Time-lapsed micro-computed-tomography (micro-CT) with concomitant mechanical testing is increasingly used to study the bone deformation and fracture mechanism. However, previous femur studies were limited, imaging only small cores under load. We developed a protocol for time-lapsed synchrotron micro-CT imaging of entire human femoral epiphyses under load.
Twelve human femurs from elderly female donors (range: 56-91 years) were obtained. The fracture load was calculated using clinical CT images and finite-element modelling. A custom-made compression stage including an aluminum compression chamber, a 6-degree-of-freedom load cell and a screw-jack mechanism was manufactured. Samples were mounted inside the compressive stage, replicating a single-leg stance configuration. Micro-CT scans were performed at the Australian Synchrotron (31 μm/voxel, isotropic). One-fifth of the calculated fracture load was incrementally applied to the femur from the initial unloaded condition, with one micro-CT scan taken at each load step. At each step, the total volume scanned was 160 mm in diameter and 130 mm in height, scanning time 25 min. Four femurs were loaded to fracture, while 8 femurs were loaded non-destructively. The 6-component-force over time was recorded during the experiment.

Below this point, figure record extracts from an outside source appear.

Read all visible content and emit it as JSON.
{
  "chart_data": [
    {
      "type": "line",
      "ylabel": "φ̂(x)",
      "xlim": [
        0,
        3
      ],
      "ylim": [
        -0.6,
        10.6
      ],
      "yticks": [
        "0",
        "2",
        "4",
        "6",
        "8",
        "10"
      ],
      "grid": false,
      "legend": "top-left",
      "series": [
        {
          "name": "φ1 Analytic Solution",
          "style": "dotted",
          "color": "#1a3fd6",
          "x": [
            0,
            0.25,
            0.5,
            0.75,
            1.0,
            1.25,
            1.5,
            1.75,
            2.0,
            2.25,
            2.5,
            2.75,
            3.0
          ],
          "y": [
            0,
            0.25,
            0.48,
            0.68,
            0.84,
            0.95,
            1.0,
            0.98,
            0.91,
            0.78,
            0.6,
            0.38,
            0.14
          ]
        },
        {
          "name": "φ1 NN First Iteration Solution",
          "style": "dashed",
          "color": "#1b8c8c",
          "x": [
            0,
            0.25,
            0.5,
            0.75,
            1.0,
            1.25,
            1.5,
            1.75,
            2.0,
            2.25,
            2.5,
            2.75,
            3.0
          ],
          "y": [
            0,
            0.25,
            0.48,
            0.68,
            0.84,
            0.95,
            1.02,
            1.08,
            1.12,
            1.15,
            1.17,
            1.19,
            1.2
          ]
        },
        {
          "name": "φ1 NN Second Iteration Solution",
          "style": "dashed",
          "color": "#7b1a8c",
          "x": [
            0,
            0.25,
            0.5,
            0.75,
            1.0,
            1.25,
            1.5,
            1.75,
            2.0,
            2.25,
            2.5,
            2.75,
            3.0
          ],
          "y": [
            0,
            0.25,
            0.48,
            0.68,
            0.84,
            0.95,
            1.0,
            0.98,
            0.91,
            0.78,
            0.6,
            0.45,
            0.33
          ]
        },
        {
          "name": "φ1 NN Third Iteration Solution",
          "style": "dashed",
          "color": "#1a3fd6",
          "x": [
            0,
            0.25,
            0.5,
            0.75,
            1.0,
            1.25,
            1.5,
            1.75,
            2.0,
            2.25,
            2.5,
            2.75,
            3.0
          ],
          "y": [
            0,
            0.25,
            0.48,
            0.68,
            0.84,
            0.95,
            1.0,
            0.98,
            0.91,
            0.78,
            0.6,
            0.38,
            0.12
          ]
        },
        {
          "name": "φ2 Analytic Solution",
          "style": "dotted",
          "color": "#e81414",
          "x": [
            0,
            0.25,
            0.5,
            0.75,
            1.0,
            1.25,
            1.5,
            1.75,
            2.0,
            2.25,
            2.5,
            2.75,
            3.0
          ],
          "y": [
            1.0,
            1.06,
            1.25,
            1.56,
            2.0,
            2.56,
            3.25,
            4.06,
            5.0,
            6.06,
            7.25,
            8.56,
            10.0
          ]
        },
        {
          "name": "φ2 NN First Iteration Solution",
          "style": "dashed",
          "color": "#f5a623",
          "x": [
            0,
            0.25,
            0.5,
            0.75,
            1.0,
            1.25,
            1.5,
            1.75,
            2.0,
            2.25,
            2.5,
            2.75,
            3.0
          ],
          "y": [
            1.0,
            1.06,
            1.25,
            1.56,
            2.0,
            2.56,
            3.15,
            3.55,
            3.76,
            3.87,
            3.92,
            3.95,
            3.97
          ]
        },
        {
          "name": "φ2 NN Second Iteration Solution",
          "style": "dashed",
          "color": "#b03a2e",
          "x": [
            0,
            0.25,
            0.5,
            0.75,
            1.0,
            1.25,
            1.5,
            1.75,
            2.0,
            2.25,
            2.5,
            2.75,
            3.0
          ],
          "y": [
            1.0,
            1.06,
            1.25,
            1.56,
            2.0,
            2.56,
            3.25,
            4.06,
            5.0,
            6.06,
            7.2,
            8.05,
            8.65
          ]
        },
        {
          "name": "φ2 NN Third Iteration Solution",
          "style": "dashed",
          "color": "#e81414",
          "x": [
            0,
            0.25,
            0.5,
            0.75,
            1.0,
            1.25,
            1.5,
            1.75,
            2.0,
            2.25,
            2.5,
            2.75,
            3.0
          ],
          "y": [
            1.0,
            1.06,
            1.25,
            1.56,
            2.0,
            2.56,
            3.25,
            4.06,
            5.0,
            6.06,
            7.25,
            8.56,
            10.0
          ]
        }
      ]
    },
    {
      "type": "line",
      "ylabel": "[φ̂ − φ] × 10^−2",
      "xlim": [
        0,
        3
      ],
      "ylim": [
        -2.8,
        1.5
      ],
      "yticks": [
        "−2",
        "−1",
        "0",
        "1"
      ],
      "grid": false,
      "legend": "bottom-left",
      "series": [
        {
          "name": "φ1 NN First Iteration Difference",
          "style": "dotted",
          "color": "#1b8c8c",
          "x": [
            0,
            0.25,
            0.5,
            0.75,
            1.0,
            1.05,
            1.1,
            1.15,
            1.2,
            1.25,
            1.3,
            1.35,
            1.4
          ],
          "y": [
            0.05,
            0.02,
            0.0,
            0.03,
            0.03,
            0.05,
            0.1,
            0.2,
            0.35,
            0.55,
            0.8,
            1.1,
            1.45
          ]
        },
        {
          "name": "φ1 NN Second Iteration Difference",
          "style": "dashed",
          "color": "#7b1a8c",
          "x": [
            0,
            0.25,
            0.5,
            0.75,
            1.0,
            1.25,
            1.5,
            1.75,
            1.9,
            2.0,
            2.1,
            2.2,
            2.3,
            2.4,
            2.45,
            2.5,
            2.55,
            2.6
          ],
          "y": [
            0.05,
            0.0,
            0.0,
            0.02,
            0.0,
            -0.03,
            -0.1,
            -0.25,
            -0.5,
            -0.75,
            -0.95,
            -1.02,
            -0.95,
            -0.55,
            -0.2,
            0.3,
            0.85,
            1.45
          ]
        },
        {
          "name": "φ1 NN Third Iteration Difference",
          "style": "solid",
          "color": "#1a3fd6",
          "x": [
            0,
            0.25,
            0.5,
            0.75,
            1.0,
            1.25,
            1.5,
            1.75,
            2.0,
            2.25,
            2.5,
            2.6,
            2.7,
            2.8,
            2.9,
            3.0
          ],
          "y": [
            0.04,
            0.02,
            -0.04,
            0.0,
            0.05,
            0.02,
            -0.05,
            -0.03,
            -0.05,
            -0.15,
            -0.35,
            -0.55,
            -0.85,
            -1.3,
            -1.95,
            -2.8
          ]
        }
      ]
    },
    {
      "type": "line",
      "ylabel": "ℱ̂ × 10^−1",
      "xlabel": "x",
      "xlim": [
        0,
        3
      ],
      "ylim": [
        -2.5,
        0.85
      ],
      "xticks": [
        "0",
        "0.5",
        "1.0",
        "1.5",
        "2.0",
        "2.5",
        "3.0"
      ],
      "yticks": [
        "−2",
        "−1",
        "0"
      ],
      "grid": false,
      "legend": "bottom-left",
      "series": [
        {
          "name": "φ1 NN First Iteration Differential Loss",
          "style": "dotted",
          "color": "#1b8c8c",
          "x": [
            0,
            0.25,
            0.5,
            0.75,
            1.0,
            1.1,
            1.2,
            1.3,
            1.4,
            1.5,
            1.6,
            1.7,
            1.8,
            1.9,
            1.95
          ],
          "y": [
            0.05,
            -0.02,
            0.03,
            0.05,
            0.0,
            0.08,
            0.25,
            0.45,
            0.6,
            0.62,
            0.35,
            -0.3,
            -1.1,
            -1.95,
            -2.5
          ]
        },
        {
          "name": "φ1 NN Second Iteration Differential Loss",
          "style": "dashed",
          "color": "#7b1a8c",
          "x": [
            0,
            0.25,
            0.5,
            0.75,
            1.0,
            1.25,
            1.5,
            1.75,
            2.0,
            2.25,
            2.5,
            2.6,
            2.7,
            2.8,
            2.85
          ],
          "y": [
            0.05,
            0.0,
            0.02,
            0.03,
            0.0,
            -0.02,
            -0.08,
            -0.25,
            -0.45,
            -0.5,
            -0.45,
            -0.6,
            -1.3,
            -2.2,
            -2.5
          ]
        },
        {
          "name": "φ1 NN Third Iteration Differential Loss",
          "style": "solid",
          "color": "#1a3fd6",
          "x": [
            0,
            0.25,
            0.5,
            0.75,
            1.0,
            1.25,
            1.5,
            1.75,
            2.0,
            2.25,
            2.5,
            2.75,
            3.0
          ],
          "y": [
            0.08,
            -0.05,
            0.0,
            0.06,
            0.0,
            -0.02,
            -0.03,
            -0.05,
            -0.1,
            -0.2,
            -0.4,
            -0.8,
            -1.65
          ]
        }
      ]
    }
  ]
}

Fractures were experimentally obtained in 5-6 load increments as predicted, with loads within the predicted range (1998-8636 N). The 2D and 3D images micro-CT images showed deformation and fracturing of the trabeculae and cortex. Sub-capital femoral neck fractures were obtained and were visible in the micro-CT images, consistent with observed patterns of clinical fractures (Figure 1).
Time-elapsed synchrotron micro-CT imaging of entire human femoral epiphyses with concomitant step-wise mechanical testing was successfully performed, at 31 μm voxel size. Clinically relevant fracture patterns were experimentally replicated and visible in the micro-CT images, together with the bone microarchitecture. Morphometric and micro-finite-element analyses are being undertaken, to investigate the contribution of the different microstructural compartments to withstand load.